I thought there was/is quite a bit of noise regarding the Florida 13th Congressional District, where 18,000 electronic votes apparently went missing.
Yes, if fraud is involved in the next election.
There may indeed have been some fraud in the 2006 election, but not enough to materially affect the outcome. Alternatively, if there was some, the Democrats have decided not to complain about an election they won in spite of some fraud.
What I would hope is that that the new majority in Congress takes steps to ensure that fraud is less likely in future federal elections, on either side, e.g., by requiring a written record to validate election machines.
I would still like to see all voting machines have auditable paper trails just the same. Those damn Diebold boxes are just too easy to hack, as has been REPEATEDLY demonstrated.

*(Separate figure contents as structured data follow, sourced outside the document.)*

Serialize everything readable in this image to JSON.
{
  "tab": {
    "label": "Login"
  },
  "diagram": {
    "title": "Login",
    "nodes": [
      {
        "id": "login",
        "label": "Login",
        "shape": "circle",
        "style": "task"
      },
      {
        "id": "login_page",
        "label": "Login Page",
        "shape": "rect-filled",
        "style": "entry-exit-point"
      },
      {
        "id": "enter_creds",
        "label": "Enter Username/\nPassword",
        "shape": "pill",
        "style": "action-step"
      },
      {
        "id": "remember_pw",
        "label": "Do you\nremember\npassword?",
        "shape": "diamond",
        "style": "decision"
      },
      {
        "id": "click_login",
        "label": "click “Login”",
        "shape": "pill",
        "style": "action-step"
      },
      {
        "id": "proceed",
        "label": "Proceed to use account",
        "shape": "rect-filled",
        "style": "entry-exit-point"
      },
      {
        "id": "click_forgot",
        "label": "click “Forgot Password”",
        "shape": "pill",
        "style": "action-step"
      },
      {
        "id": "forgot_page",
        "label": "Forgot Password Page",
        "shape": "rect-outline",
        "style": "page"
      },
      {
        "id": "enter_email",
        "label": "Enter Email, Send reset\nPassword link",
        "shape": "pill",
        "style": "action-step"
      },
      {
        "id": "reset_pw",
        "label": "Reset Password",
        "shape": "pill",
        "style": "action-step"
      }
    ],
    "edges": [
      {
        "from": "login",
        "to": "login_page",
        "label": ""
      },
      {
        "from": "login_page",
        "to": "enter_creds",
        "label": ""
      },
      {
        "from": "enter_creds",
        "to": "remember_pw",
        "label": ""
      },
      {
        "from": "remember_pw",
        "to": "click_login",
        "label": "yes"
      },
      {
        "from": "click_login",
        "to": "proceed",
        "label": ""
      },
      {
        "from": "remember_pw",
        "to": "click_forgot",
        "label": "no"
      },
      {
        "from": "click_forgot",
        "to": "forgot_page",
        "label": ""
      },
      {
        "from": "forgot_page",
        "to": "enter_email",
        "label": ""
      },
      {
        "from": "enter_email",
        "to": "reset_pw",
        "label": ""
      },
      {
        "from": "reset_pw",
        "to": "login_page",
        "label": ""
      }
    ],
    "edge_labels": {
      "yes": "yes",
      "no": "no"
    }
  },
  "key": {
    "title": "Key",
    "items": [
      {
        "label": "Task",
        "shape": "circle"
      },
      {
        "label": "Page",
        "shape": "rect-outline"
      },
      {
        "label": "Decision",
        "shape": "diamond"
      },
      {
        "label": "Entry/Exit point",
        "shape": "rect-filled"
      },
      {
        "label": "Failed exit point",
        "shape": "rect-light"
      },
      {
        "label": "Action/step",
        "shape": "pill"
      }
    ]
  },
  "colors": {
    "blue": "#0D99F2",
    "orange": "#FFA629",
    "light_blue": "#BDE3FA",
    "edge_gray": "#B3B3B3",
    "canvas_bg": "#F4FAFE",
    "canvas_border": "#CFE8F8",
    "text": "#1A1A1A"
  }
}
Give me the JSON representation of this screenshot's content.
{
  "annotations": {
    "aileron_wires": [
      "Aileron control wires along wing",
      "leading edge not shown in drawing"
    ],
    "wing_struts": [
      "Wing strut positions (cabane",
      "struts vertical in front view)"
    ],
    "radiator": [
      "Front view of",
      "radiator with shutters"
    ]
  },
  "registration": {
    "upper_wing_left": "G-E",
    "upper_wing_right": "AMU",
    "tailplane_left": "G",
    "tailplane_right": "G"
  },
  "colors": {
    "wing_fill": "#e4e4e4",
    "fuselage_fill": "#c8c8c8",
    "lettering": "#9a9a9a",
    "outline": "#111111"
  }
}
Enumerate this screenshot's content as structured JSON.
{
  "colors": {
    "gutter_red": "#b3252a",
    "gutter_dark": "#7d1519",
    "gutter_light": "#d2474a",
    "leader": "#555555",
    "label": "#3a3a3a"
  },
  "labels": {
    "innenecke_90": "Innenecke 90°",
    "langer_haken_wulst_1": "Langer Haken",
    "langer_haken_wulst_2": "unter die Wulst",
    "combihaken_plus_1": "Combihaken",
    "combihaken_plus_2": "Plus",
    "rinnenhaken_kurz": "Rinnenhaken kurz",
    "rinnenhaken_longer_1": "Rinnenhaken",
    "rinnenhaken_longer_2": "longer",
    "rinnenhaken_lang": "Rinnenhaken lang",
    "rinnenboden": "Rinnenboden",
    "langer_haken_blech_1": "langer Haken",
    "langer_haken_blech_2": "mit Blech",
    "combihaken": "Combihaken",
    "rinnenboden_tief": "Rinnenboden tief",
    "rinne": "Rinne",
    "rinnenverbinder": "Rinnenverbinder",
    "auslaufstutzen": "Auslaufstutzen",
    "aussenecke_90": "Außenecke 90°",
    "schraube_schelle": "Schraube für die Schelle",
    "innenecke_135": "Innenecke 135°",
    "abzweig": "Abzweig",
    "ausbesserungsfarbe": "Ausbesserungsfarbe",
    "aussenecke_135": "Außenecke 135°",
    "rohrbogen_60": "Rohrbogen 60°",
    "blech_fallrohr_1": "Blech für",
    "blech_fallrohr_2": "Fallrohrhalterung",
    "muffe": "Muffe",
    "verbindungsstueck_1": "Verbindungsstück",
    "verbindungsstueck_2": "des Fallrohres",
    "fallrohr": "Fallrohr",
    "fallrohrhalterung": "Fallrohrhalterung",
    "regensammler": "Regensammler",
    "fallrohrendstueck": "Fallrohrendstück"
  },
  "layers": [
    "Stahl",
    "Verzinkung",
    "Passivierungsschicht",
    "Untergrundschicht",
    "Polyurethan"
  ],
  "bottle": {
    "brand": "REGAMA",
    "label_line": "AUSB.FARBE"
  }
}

I would like for Dems not to be able to steal votes wholesale, just as much as I would like for Pubbies not to.
And for the records there’s ALL KINDS OF FUCKING EVIDENCE THAT THE 2000 ELECTION WAS STOLEN (see: Choicepoint) so don’t think just because the theft either didn’t work or wasn’t attempted this time, that negates what happened then. It doesn’t, not by a long shot.
How’s that for noise?
What deafening silence? All the folks I know who were concerned about e-voting abuse before the election are still concerned about e-voting abuse after the election.
I sincerely hope the Democratic Congress makes a major overhaul of electronic voting machine standards one of their top priorities come January.
HBO is presently running a movie called “Hacking Democracy” that makes a very convincing case for the ease of hacking into the chips (undetected) that run these things.